Apesar das falhas na organização, ele elogia, porém, a segurança do país para o evento, mas diz que as autoridades devem permanecer em alerta em relação questões como terrorismo e manifestações que perdem o controle. Prestes Maia, neto do ex-prefeito de São Paulo e filho de diplomata, já morou em vários países e vivenciou diferentes culturas. A Copa, segundo ele, coloca o Brasil como centro das atenções.

—Se tem uma área que merece elogios é a segurança, as autoridades tomaram todas as providências necessárias, é algo de primeiro mundo. O perímetro das regiões dos estádios e as delegações e hoteis, do ponto de vista técnico, estão assegurados. Acontece que há algo que pode se sobressair a isso. Meu medo está nesta questão global que é o terrorismo. Ou no caso de alguma convulsão social. Trata-se de um evento que é também alvo de grupos com interesses diversos. É preciso estar muito atento para estes fatores. 

Para ele, das três Copas em que atuou, a Alemanha foi a mais organizada porque conseguiu unificar a estratégia do evento com as aspirações do povo.

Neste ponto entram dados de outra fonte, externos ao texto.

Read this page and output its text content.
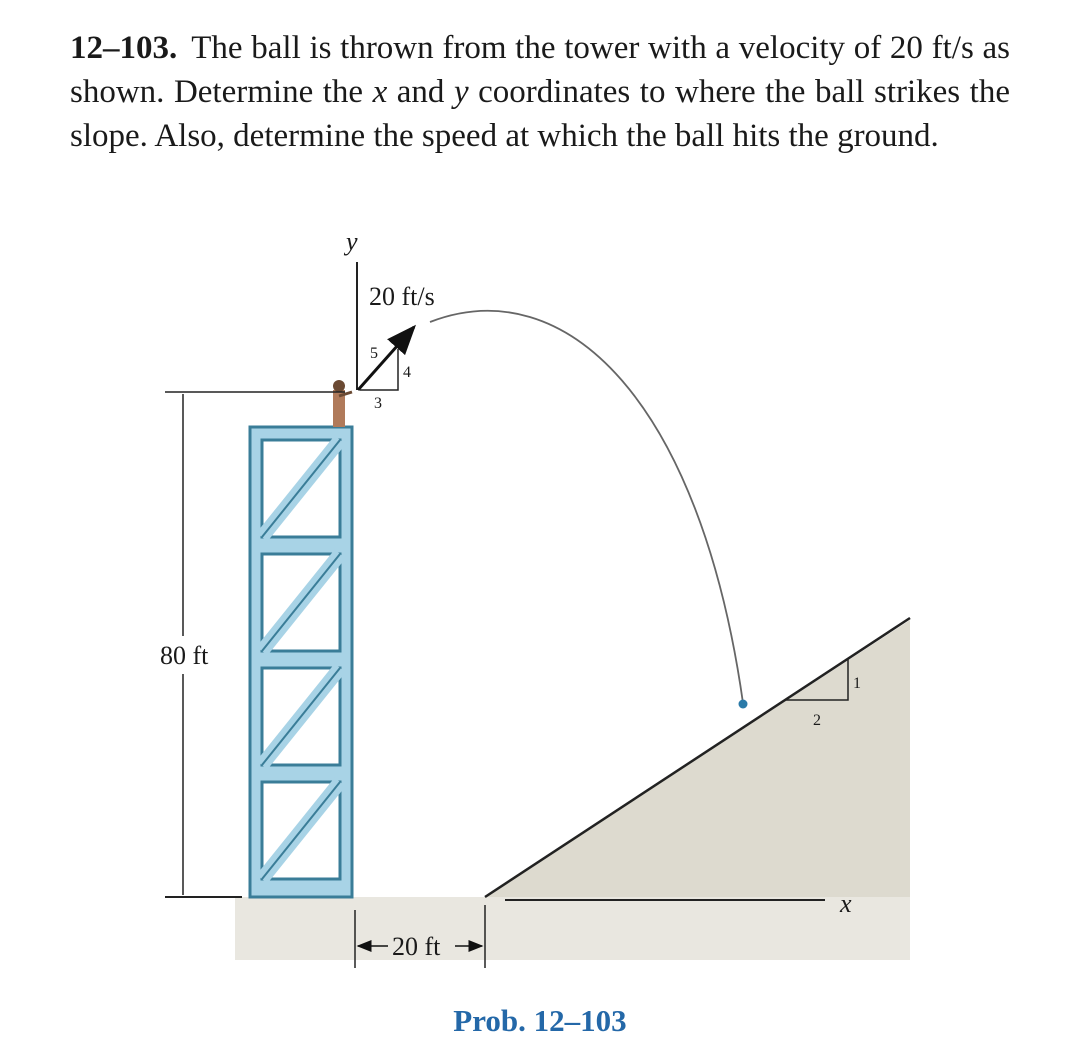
12–103. The ball is thrown from the tower with a velocity of 20 ft/s as shown. Determine the x and y coordinates to where the ball strikes the slope. Also, determine the speed at which the ball hits the ground.
x
y
80 ft
20 ft/s
5
4
3
2
1
20 ft
Prob. 12–103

—Lembro-me de que nas vésperas da competição também houve manifestações. Isso não ocorre só no Brasil. Acontece que a Alemanha conseguiu implantar um slogan de mostrar ao mundo o país unificado. Deu certo, a Copa teve um mote, foi um plano de governo e de Estado com objetivos definidos. No Brasil o mote se perdeu. Este foi um ponto que prejudicou a organização. E a culpa é tanto do governo quando dos organizadores, que não souberam transmitir uma mensagem mais positiva.

Ele também viu falhas na organização da Copa da África do Sul, mas considera que a Copa foi bem-sucedida por ter transmitido ao mundo o projeto vitorioso de Nelson Mandela, ex-presidente do país e símbolo da igualdade entre os povos.

— Aquele Mundial fechou um ciclo político e social mostrando a derrota do apartheid e a África como região de origem dos homens. Uma Copa do Mundo também é importante por isso. No Brasil, as qualidades comportamentais e humanas do povo podem fazer da Copa um belo evento.

Com todos os problemas, ele ainda coloca a organização da Copa de 2014 como mais eficiente do que a de 2010.

— Daria nota 8 para o planejamento e organização da Copa da Alemanha. Nota 6 para a da África do Sul. E nota 7 para a do Brasil. Falhas existem, mas muita gente que não faz parte da operação e que não vivencia os preparativos acaba gerando informações distorcidas.